What you wrote is not entirely correct. What you should've used is the reverse triangle inequality $$|\lVert x_k\rVert-\lVert a\rVert |\leq \lVert x_k-a\rVert\leq M$$
This gives that $$-M\leq\lVert x_k\rVert-\lVert a\rVert\leq M$$ $$\lVert a\rVert-M\leq\lVert x_k\rVert\leq M+\lVert a\rVert$$
so the sequence is bounded. It seems strange to use Bolzano Weiertrass, since what you're being asked to prove is precisely that theorem. I would argue as follows. You probably know the result of Bolzano Weiertrass for $\Bbb R^1$. But one can extend it easily to $\Bbb R^n$. Consider a bounded sequence in $\Bbb R^n$ $${\bf x}_k=(x_{k,1},x_{k,2},\ldots,x_{k,n})$$
By Bolzano Weiertrass, $x_{k,1}$ has convergent subsequence, $y_{k,1}=x_{n_k,1}$. Now look at $${\bf x}_{n_k}={\bf y}_k=(y_{k,1},y_{k,2},\ldots,y_{k,n})$$
This is now a subsequence of the whole ${\bf x}_k$. We know the subsequence $y_{k,2}=x_{n_k,2}$ is bounded, so it has a convergent subsequence by Bolzano Weiertrass in $\Bbb R^1$, which we will call $z_{k,2}=y_{k_j,2}$. Now we have a subsequence of ${\bf y}_k$ (which was already a subsequence of ${\bf x}$, whose two first coordinates have matching subindices and both converge. And as you should see by now, we ultimately obtain a subsequence of "deepness $n$" (meaning it will be the subsequence of a subsequence of ... a subsequence of ${\bf x}$ - $n$ times) which we can call $${\bf x'}_j=(x_{j,1}^\prime,\ldots, x_{j,n}^\prime)$$ which converges, since each coordinate converges. Thus, Bolzano Weiertrass is proven for $\Bbb R^n$. Since closed balls are closed sets, your claim follows, since closed sets contain their limit points.
NOTE Bolzano Weiertrass is precisely the statement that every closed ball in $\Bbb R^n$ is compact, equivalently sequentially compact, or that $\Bbb R^n$ is locally compact, that is, every point $a\in\Bbb R^n$ has a neighborhood whose closure is compact.
Best Answer
Resolution 1. The fact that set does not appear in (A) is fine. Certainly not every set is a sequence. Sequential compactness of a set $A$ means that every sequence in $A$ has a subsequence which converges in $A$. If $A$ is bounded, that means that every sequence therein is a bounded sequence.

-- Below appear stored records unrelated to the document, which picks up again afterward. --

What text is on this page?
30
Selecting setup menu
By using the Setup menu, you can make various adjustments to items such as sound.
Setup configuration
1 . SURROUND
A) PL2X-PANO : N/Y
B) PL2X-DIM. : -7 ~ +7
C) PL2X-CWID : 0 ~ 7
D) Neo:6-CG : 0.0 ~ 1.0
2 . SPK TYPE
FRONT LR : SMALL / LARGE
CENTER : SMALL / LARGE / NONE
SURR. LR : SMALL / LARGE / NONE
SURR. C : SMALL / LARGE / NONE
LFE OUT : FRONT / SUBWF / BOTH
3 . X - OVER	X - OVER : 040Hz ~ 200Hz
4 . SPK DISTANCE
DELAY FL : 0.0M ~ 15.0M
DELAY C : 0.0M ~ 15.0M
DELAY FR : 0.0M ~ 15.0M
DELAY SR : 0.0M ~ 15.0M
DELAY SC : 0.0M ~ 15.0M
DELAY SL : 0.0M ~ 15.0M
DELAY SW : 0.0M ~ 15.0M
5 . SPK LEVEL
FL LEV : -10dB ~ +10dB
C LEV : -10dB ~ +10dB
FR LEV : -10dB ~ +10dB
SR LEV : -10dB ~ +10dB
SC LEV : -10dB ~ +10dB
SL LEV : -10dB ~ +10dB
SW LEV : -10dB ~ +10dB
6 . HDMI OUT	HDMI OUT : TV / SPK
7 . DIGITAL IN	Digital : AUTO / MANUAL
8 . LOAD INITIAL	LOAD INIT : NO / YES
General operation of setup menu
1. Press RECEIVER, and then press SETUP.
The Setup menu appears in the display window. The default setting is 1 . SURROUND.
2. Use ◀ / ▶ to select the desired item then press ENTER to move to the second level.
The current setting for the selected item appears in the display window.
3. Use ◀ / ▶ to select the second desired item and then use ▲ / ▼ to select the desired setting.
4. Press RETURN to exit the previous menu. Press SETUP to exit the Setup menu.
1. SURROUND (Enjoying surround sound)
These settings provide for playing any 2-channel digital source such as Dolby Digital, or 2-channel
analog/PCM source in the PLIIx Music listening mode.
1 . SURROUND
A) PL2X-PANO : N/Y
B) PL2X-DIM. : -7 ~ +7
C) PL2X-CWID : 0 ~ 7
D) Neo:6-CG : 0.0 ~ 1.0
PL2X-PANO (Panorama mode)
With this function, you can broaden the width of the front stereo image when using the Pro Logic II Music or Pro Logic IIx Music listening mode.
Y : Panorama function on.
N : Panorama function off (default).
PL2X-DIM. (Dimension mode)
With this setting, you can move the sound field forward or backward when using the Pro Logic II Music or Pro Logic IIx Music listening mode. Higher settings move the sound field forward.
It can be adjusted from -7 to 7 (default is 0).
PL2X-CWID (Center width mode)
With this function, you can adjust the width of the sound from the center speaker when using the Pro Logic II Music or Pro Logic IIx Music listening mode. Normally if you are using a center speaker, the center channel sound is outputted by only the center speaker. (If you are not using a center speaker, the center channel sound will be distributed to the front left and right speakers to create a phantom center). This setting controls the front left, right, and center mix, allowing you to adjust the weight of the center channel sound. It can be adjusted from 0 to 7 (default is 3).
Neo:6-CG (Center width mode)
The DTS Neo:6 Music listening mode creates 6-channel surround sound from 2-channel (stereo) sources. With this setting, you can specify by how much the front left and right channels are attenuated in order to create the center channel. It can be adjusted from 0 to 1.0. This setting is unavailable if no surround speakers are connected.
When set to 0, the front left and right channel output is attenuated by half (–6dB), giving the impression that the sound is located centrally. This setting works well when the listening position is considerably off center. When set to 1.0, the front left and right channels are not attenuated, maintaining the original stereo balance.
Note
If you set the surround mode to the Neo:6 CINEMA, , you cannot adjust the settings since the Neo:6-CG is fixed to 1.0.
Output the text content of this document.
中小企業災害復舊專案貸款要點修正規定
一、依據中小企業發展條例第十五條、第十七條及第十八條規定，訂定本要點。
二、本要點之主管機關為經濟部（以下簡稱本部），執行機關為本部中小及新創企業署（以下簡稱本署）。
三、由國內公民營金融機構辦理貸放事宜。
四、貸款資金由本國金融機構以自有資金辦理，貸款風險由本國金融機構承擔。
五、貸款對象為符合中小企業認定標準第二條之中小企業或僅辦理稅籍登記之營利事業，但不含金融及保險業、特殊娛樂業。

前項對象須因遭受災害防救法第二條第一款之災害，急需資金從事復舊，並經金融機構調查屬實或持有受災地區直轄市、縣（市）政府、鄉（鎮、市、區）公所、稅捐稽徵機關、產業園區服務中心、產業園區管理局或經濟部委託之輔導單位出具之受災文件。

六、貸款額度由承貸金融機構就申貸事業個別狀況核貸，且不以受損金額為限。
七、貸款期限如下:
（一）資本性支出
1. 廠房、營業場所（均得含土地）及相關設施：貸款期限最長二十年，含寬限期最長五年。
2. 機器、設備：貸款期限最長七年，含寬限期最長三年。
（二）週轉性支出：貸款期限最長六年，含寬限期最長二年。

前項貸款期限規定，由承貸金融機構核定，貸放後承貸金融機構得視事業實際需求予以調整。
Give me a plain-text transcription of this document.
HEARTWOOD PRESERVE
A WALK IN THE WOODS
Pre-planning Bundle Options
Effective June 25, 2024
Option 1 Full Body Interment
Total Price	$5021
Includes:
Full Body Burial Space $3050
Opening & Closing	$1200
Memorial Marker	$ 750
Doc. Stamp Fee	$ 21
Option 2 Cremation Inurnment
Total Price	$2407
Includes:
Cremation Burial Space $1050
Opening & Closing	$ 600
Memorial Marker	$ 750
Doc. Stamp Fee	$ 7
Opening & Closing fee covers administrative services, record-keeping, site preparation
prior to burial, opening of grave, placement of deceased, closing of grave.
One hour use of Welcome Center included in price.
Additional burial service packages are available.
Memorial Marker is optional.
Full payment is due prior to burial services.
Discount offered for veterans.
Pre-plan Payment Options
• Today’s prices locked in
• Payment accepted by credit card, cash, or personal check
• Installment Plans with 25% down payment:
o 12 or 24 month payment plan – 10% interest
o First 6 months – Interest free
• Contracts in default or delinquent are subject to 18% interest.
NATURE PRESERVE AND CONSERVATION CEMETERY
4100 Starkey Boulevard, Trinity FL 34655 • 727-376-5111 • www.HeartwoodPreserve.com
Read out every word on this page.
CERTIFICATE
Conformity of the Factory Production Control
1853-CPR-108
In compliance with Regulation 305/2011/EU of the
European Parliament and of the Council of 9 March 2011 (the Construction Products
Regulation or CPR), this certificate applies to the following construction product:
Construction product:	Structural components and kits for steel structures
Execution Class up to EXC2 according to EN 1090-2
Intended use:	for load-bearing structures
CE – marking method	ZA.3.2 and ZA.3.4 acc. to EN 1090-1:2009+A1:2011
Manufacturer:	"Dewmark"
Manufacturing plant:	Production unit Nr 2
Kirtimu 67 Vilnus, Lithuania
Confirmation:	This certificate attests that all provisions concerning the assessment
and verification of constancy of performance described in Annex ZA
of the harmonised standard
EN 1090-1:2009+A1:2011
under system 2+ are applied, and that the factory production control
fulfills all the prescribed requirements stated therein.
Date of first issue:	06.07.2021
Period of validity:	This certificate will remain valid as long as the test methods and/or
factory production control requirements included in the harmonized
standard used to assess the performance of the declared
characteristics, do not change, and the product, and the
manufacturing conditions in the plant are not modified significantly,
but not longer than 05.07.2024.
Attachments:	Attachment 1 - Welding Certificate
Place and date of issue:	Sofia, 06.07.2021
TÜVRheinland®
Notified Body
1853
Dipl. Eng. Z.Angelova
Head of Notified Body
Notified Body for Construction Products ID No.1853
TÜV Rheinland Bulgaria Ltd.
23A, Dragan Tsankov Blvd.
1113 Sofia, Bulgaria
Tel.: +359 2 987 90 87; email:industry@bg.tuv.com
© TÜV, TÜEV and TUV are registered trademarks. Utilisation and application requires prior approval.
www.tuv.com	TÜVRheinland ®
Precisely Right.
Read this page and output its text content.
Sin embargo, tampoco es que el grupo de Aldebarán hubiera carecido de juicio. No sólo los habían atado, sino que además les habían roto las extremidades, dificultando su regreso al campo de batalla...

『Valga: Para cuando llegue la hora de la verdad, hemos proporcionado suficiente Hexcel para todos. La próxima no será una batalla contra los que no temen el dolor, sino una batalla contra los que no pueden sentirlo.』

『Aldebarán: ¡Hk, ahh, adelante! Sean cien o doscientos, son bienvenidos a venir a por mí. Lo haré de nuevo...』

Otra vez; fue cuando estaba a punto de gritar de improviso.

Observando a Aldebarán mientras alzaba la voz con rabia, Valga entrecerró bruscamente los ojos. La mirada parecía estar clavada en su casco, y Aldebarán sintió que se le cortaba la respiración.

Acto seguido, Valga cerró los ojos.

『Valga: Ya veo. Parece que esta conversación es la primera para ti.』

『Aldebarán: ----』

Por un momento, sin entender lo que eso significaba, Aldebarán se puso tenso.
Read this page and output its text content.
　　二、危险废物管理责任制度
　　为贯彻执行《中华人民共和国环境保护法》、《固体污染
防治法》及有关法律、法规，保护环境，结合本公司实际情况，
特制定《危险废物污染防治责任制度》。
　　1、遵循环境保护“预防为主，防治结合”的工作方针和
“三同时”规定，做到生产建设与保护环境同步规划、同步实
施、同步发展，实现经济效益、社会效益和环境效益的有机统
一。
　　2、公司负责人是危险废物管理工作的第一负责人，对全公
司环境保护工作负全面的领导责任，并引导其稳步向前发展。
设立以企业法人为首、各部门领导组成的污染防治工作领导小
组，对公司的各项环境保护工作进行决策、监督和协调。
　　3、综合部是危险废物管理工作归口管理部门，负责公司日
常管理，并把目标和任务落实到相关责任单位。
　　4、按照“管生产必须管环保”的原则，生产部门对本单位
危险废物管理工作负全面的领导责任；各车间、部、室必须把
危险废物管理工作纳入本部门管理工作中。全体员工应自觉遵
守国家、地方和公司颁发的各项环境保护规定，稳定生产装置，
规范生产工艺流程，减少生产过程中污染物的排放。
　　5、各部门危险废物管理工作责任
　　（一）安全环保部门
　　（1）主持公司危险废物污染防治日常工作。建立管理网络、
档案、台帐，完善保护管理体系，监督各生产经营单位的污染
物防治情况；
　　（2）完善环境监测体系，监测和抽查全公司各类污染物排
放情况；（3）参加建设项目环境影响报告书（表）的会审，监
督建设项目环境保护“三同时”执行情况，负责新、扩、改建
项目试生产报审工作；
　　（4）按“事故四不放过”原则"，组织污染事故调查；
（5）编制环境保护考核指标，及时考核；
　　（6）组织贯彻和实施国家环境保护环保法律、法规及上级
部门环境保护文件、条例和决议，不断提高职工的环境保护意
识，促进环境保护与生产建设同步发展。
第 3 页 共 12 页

Bolzano Weierstrass gives us that each sequence has a subsequence which converges in $\mathbb R^n$. But if we also assume that $A$ is closed, that subsequence converges in $A$. Therefore, $A$ is sequentially compact. The key here is that we have a set, and we have to prove things about sequences in that set. That is how the sequences from Bolzano Weierstrass help with the sets in sequential compactness.
Resolution 2. If a bounded sequence has a convergent subsequence, it does not mean that the sequence must be closed. Consider, for instance, the sequence $\{1/n\}$. Every subsequence converges to $0$, but the sequence is not closed as a set. But this is still okay. Bolzano Weierstrass says that a bounded sequence has a subsequence which converges in $\mathbb R^n$. If that sequence lives in a non closed set, then the point to which the subsequence converges may not be in that set. But since a closed set contains all of its limit points, any convergent subsequence in a closed set converges in the set. We need this because a set being sequentially compact requires that the subsequence converges inside the set.